Qualification: Level 4 Certificate in Principles of Leadership and Management for Adult Care (RQF)
Unit: Unit 18: Decision Making in Adult Care
Learning outcome: 2 Understand communication for decisionmaking
Assessment criteria: 2.2 Outline the range of stakeholders to whom a decision may need to be communicated
- The Individual Receiving Care: The primary stakeholder is the person receiving care. They should be involved in the decision-making process to the greatest extent possible, according to their capacity.
- Family Members: The individual’s family members often play a crucial role in their care and support and may need to be included in the communication process, respecting the individual’s wishes and confidentiality rules.
- Carers or Guardians: Carers or guardians, whether professional or informal, need to be aware of decisions as they will often be responsible for implementing or overseeing those decisions.
- Medical Professionals: Depending on the nature of the decision, it may be necessary to communicate with various medical professionals involved in the individual’s care.
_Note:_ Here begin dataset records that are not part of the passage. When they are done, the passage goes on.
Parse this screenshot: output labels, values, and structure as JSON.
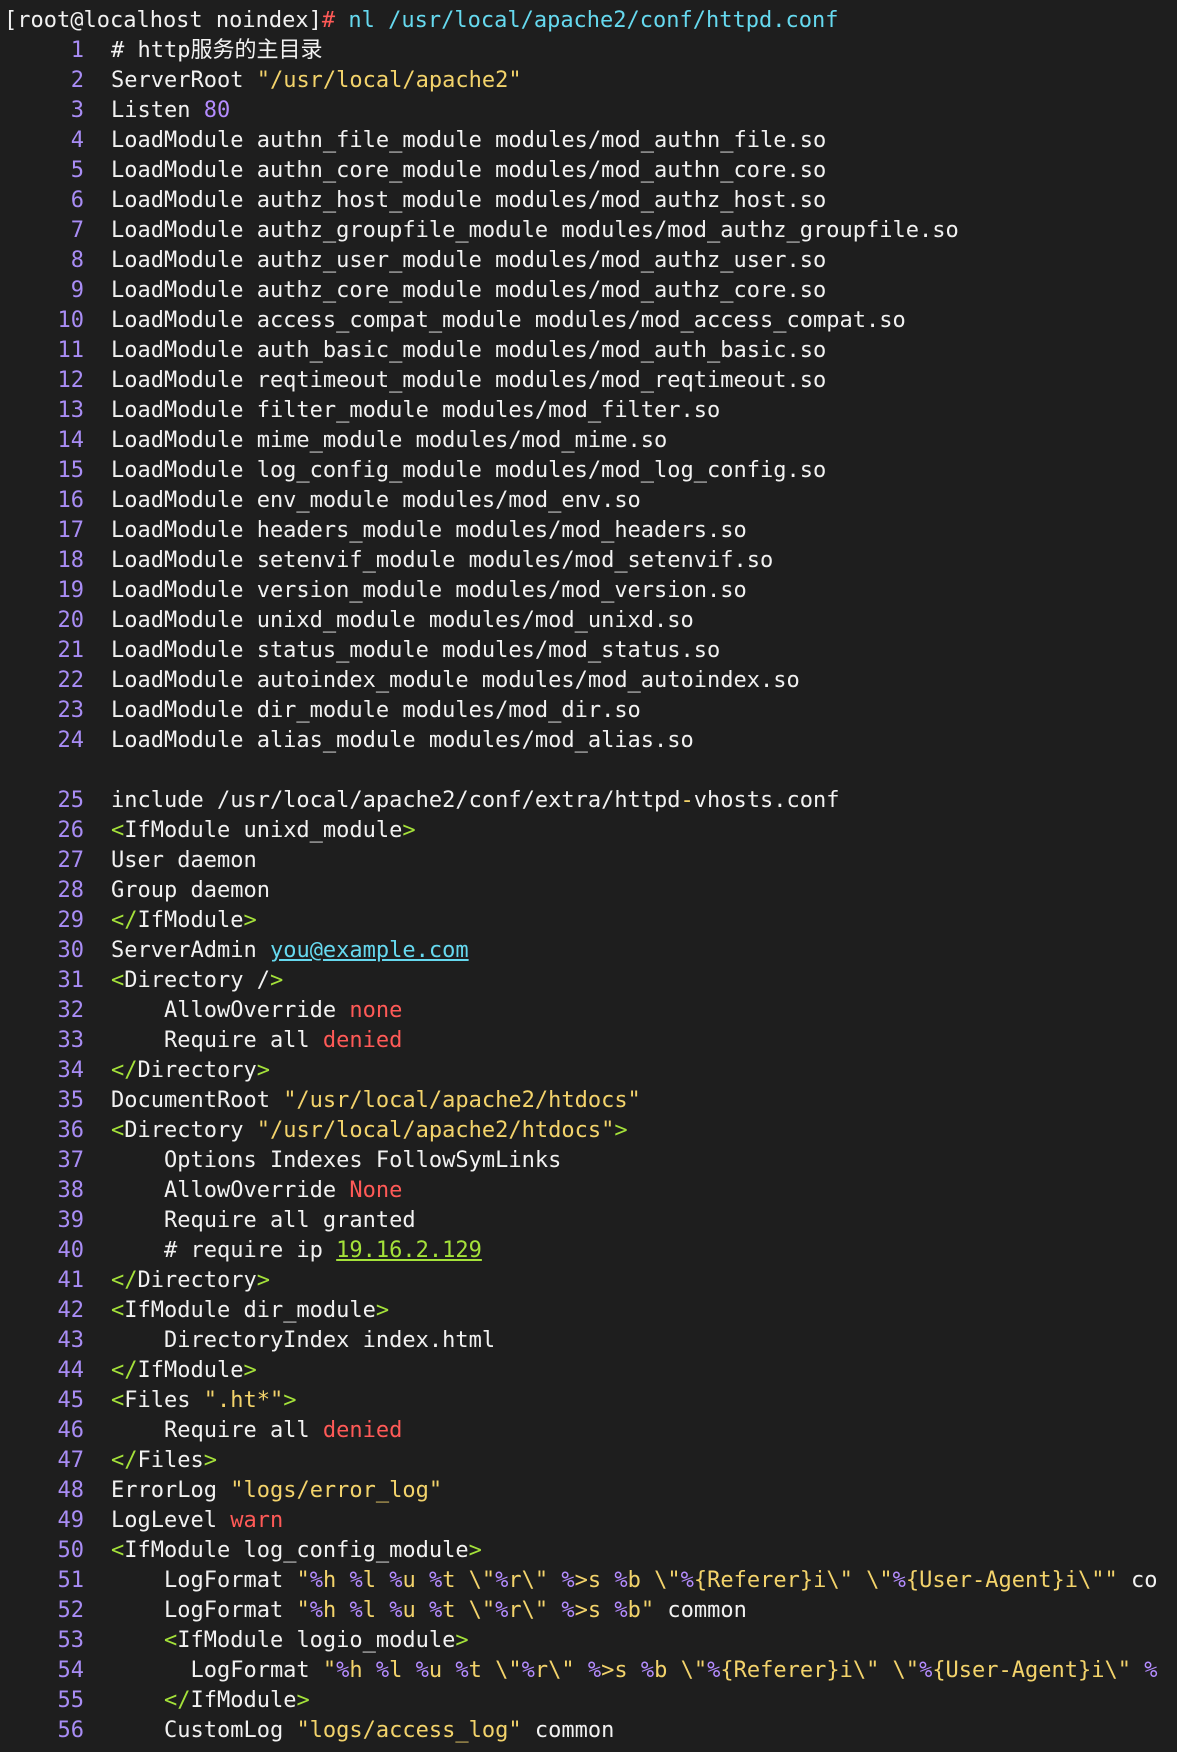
{
  "prompt": {
    "host": "[root@localhost noindex]",
    "symbol": "#",
    "command": "nl /usr/local/apache2/conf/httpd.conf"
  },
  "colors": {
    "background": "#1e1e1e",
    "text": "#f2f2f2",
    "line_number": "#a98df5",
    "string": "#f3d36b",
    "tag": "#a5e23a",
    "keyword_red": "#ff5a57",
    "link": "#66d9ef"
  },
  "lines": [
    {
      "n": "1",
      "t": [
        [
          "# http服务的主目录",
          ""
        ]
      ]
    },
    {
      "n": "2",
      "t": [
        [
          "ServerRoot ",
          ""
        ],
        [
          "\"/usr/local/apache2\"",
          "str"
        ]
      ]
    },
    {
      "n": "3",
      "t": [
        [
          "Listen ",
          ""
        ],
        [
          "80",
          "num"
        ]
      ]
    },
    {
      "n": "4",
      "t": [
        [
          "LoadModule authn_file_module modules/mod_authn_file.so",
          ""
        ]
      ]
    },
    {
      "n": "5",
      "t": [
        [
          "LoadModule authn_core_module modules/mod_authn_core.so",
          ""
        ]
      ]
    },
    {
      "n": "6",
      "t": [
        [
          "LoadModule authz_host_module modules/mod_authz_host.so",
          ""
        ]
      ]
    },
    {
      "n": "7",
      "t": [
        [
          "LoadModule authz_groupfile_module modules/mod_authz_groupfile.so",
          ""
        ]
      ]
    },
    {
      "n": "8",
      "t": [
        [
          "LoadModule authz_user_module modules/mod_authz_user.so",
          ""
        ]
      ]
    },
    {
      "n": "9",
      "t": [
        [
          "LoadModule authz_core_module modules/mod_authz_core.so",
          ""
        ]
      ]
    },
    {
      "n": "10",
      "t": [
        [
          "LoadModule access_compat_module modules/mod_access_compat.so",
          ""
        ]
      ]
    },
    {
      "n": "11",
      "t": [
        [
          "LoadModule auth_basic_module modules/mod_auth_basic.so",
          ""
        ]
      ]
    },
    {
      "n": "12",
      "t": [
        [
          "LoadModule reqtimeout_module modules/mod_reqtimeout.so",
          ""
        ]
      ]
    },
    {
      "n": "13",
      "t": [
        [
          "LoadModule filter_module modules/mod_filter.so",
          ""
        ]
      ]
    },
    {
      "n": "14",
      "t": [
        [
          "LoadModule mime_module modules/mod_mime.so",
          ""
        ]
      ]
    },
    {
      "n": "15",
      "t": [
        [
          "LoadModule log_config_module modules/mod_log_config.so",
          ""
        ]
      ]
    },
    {
      "n": "16",
      "t": [
        [
          "LoadModule env_module modules/mod_env.so",
          ""
        ]
      ]
    },
    {
      "n": "17",
      "t": [
        [
          "LoadModule headers_module modules/mod_headers.so",
          ""
        ]
      ]
    },
    {
      "n": "18",
      "t": [
        [
          "LoadModule setenvif_module modules/mod_setenvif.so",
          ""
        ]
      ]
    },
    {
      "n": "19",
      "t": [
        [
          "LoadModule version_module modules/mod_version.so",
          ""
        ]
      ]
    },
    {
      "n": "20",
      "t": [
        [
          "LoadModule unixd_module modules/mod_unixd.so",
          ""
        ]
      ]
    },
    {
      "n": "21",
      "t": [
        [
          "LoadModule status_module modules/mod_status.so",
          ""
        ]
      ]
    },
    {
      "n": "22",
      "t": [
        [
          "LoadModule autoindex_module modules/mod_autoindex.so",
          ""
        ]
      ]
    },
    {
      "n": "23",
      "t": [
        [
          "LoadModule dir_module modules/mod_dir.so",
          ""
        ]
      ]
    },
    {
      "n": "24",
      "t": [
        [
          "LoadModule alias_module modules/mod_alias.so",
          ""
        ]
      ]
    },
    {
      "n": "",
      "t": []
    },
    {
      "n": "25",
      "t": [
        [
          "include /usr/local/apache2/conf/extra/httpd",
          ""
        ],
        [
          "-",
          "hy"
        ],
        [
          "vhosts.conf",
          ""
        ]
      ]
    },
    {
      "n": "26",
      "t": [
        [
          "<",
          "tag"
        ],
        [
          "IfModule unixd_module",
          ""
        ],
        [
          ">",
          "tag"
        ]
      ]
    },
    {
      "n": "27",
      "t": [
        [
          "User daemon",
          ""
        ]
      ]
    },
    {
      "n": "28",
      "t": [
        [
          "Group daemon",
          ""
        ]
      ]
    },
    {
      "n": "29",
      "t": [
        [
          "</",
          "tag"
        ],
        [
          "IfModule",
          ""
        ],
        [
          ">",
          "tag"
        ]
      ]
    },
    {
      "n": "30",
      "t": [
        [
          "ServerAdmin ",
          ""
        ],
        [
          "you@example.com",
          "link"
        ]
      ]
    },
    {
      "n": "31",
      "t": [
        [
          "<",
          "tag"
        ],
        [
          "Directory /",
          ""
        ],
        [
          ">",
          "tag"
        ]
      ]
    },
    {
      "n": "32",
      "t": [
        [
          "    AllowOverride ",
          ""
        ],
        [
          "none",
          "red"
        ]
      ]
    },
    {
      "n": "33",
      "t": [
        [
          "    Require all ",
          ""
        ],
        [
          "denied",
          "red"
        ]
      ]
    },
    {
      "n": "34",
      "t": [
        [
          "</",
          "tag"
        ],
        [
          "Directory",
          ""
        ],
        [
          ">",
          "tag"
        ]
      ]
    },
    {
      "n": "35",
      "t": [
        [
          "DocumentRoot ",
          ""
        ],
        [
          "\"/usr/local/apache2/htdocs\"",
          "str"
        ]
      ]
    },
    {
      "n": "36",
      "t": [
        [
          "<",
          "tag"
        ],
        [
          "Directory ",
          ""
        ],
        [
          "\"/usr/local/apache2/htdocs\"",
          "str"
        ],
        [
          ">",
          "tag"
        ]
      ]
    },
    {
      "n": "37",
      "t": [
        [
          "    Options Indexes FollowSymLinks",
          ""
        ]
      ]
    },
    {
      "n": "38",
      "t": [
        [
          "    AllowOverride ",
          ""
        ],
        [
          "None",
          "red"
        ]
      ]
    },
    {
      "n": "39",
      "t": [
        [
          "    Require all granted",
          ""
        ]
      ]
    },
    {
      "n": "40",
      "t": [
        [
          "    # require ip ",
          ""
        ],
        [
          "19.16.2.129",
          "ip"
        ]
      ]
    },
    {
      "n": "41",
      "t": [
        [
          "</",
          "tag"
        ],
        [
          "Directory",
          ""
        ],
        [
          ">",
          "tag"
        ]
      ]
    },
    {
      "n": "42",
      "t": [
        [
          "<",
          "tag"
        ],
        [
          "IfModule dir_module",
          ""
        ],
        [
          ">",
          "tag"
        ]
      ]
    },
    {
      "n": "43",
      "t": [
        [
          "    DirectoryIndex index.html",
          ""
        ]
      ]
    },
    {
      "n": "44",
      "t": [
        [
          "</",
          "tag"
        ],
        [
          "IfModule",
          ""
        ],
        [
          ">",
          "tag"
        ]
      ]
    },
    {
      "n": "45",
      "t": [
        [
          "<",
          "tag"
        ],
        [
          "Files ",
          ""
        ],
        [
          "\".ht*\"",
          "str"
        ],
        [
          ">",
          "tag"
        ]
      ]
    },
    {
      "n": "46",
      "t": [
        [
          "    Require all ",
          ""
        ],
        [
          "denied",
          "red"
        ]
      ]
    },
    {
      "n": "47",
      "t": [
        [
          "</",
          "tag"
        ],
        [
          "Files",
          ""
        ],
        [
          ">",
          "tag"
        ]
      ]
    },
    {
      "n": "48",
      "t": [
        [
          "ErrorLog ",
          ""
        ],
        [
          "\"logs/error_log\"",
          "str"
        ]
      ]
    },
    {
      "n": "49",
      "t": [
        [
          "LogLevel ",
          ""
        ],
        [
          "warn",
          "red"
        ]
      ]
    },
    {
      "n": "50",
      "t": [
        [
          "<",
          "tag"
        ],
        [
          "IfModule log_config_module",
          ""
        ],
        [
          ">",
          "tag"
        ]
      ]
    },
    {
      "n": "51",
      "t": [
        [
          "    LogFormat ",
          ""
        ],
        [
          "\"",
          "str"
        ],
        [
          "%",
          "pct"
        ],
        [
          "h ",
          "str"
        ],
        [
          "%",
          "pct"
        ],
        [
          "l ",
          "str"
        ],
        [
          "%",
          "pct"
        ],
        [
          "u ",
          "str"
        ],
        [
          "%",
          "pct"
        ],
        [
          "t \\\"",
          "str"
        ],
        [
          "%",
          "pct"
        ],
        [
          "r\\\" ",
          "str"
        ],
        [
          "%",
          "pct"
        ],
        [
          ">s ",
          "str"
        ],
        [
          "%",
          "pct"
        ],
        [
          "b \\\"",
          "str"
        ],
        [
          "%",
          "pct"
        ],
        [
          "{Referer}i\\\" \\\"",
          "str"
        ],
        [
          "%",
          "pct"
        ],
        [
          "{User-Agent}i\\\"\"",
          "str"
        ],
        [
          " co",
          ""
        ]
      ]
    },
    {
      "n": "52",
      "t": [
        [
          "    LogFormat ",
          ""
        ],
        [
          "\"",
          "str"
        ],
        [
          "%",
          "pct"
        ],
        [
          "h ",
          "str"
        ],
        [
          "%",
          "pct"
        ],
        [
          "l ",
          "str"
        ],
        [
          "%",
          "pct"
        ],
        [
          "u ",
          "str"
        ],
        [
          "%",
          "pct"
        ],
        [
          "t \\\"",
          "str"
        ],
        [
          "%",
          "pct"
        ],
        [
          "r\\\" ",
          "str"
        ],
        [
          "%",
          "pct"
        ],
        [
          ">s ",
          "str"
        ],
        [
          "%",
          "pct"
        ],
        [
          "b\"",
          "str"
        ],
        [
          " common",
          ""
        ]
      ]
    },
    {
      "n": "53",
      "t": [
        [
          "    <",
          "tag"
        ],
        [
          "IfModule logio_module",
          ""
        ],
        [
          ">",
          "tag"
        ]
      ]
    },
    {
      "n": "54",
      "t": [
        [
          "      LogFormat ",
          ""
        ],
        [
          "\"",
          "str"
        ],
        [
          "%",
          "pct"
        ],
        [
          "h ",
          "str"
        ],
        [
          "%",
          "pct"
        ],
        [
          "l ",
          "str"
        ],
        [
          "%",
          "pct"
        ],
        [
          "u ",
          "str"
        ],
        [
          "%",
          "pct"
        ],
        [
          "t \\\"",
          "str"
        ],
        [
          "%",
          "pct"
        ],
        [
          "r\\\" ",
          "str"
        ],
        [
          "%",
          "pct"
        ],
        [
          ">s ",
          "str"
        ],
        [
          "%",
          "pct"
        ],
        [
          "b \\\"",
          "str"
        ],
        [
          "%",
          "pct"
        ],
        [
          "{Referer}i\\\" \\\"",
          "str"
        ],
        [
          "%",
          "pct"
        ],
        [
          "{User-Agent}i\\\" ",
          "str"
        ],
        [
          "%",
          "pct"
        ]
      ]
    },
    {
      "n": "55",
      "t": [
        [
          "    </",
          "tag"
        ],
        [
          "IfModule",
          ""
        ],
        [
          ">",
          "tag"
        ]
      ]
    },
    {
      "n": "56",
      "t": [
        [
          "    CustomLog ",
          ""
        ],
        [
          "\"logs/access_log\"",
          "str"
        ],
        [
          " common",
          ""
        ]
      ]
    }
  ]
}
This could include doctors, nurses, psychiatrists, therapists, and pharmacists.
- Social Workers: Social workers who are involved with the individual may need to be informed of decisions, especially if those decisions have implications for the individual’s social care or living arrangements.
- Legal Representatives: If the individual has a legal representative or advocate, they would also be a key stakeholder to whom decisions might need to be communicated.
- Support Workers and Volunteers: Any support workers or volunteers who interact with the individual should also be informed of relevant decisions.
- Management: The care supervisor’s direct management or the organisation’s leadership may need to be informed of certain decisions, particularly those that have implications for organisational policy, resource allocation, or risk management.
- Regulatory Bodies: In certain situations, particularly those involving serious incidents or changes to the individual’s care or living arrangements, it may be necessary to communicate decisions to regulatory bodies, such as the Care Quality Commission (CQC) in the UK.
- Other Service Providers: If the individual uses other services, such as day centres, respite services, or educational services, these providers may need to be informed of decisions that affect the individual’s participation or needs in these settings.
- Peers and Community Members: Depending on the decision, it may also be relevant to communicate with peers or other community members involved in the individual’s life.
- By identifying and communicating with all relevant stakeholders, a care supervisor can ensure that decisions are understood, accepted, and implemented effectively.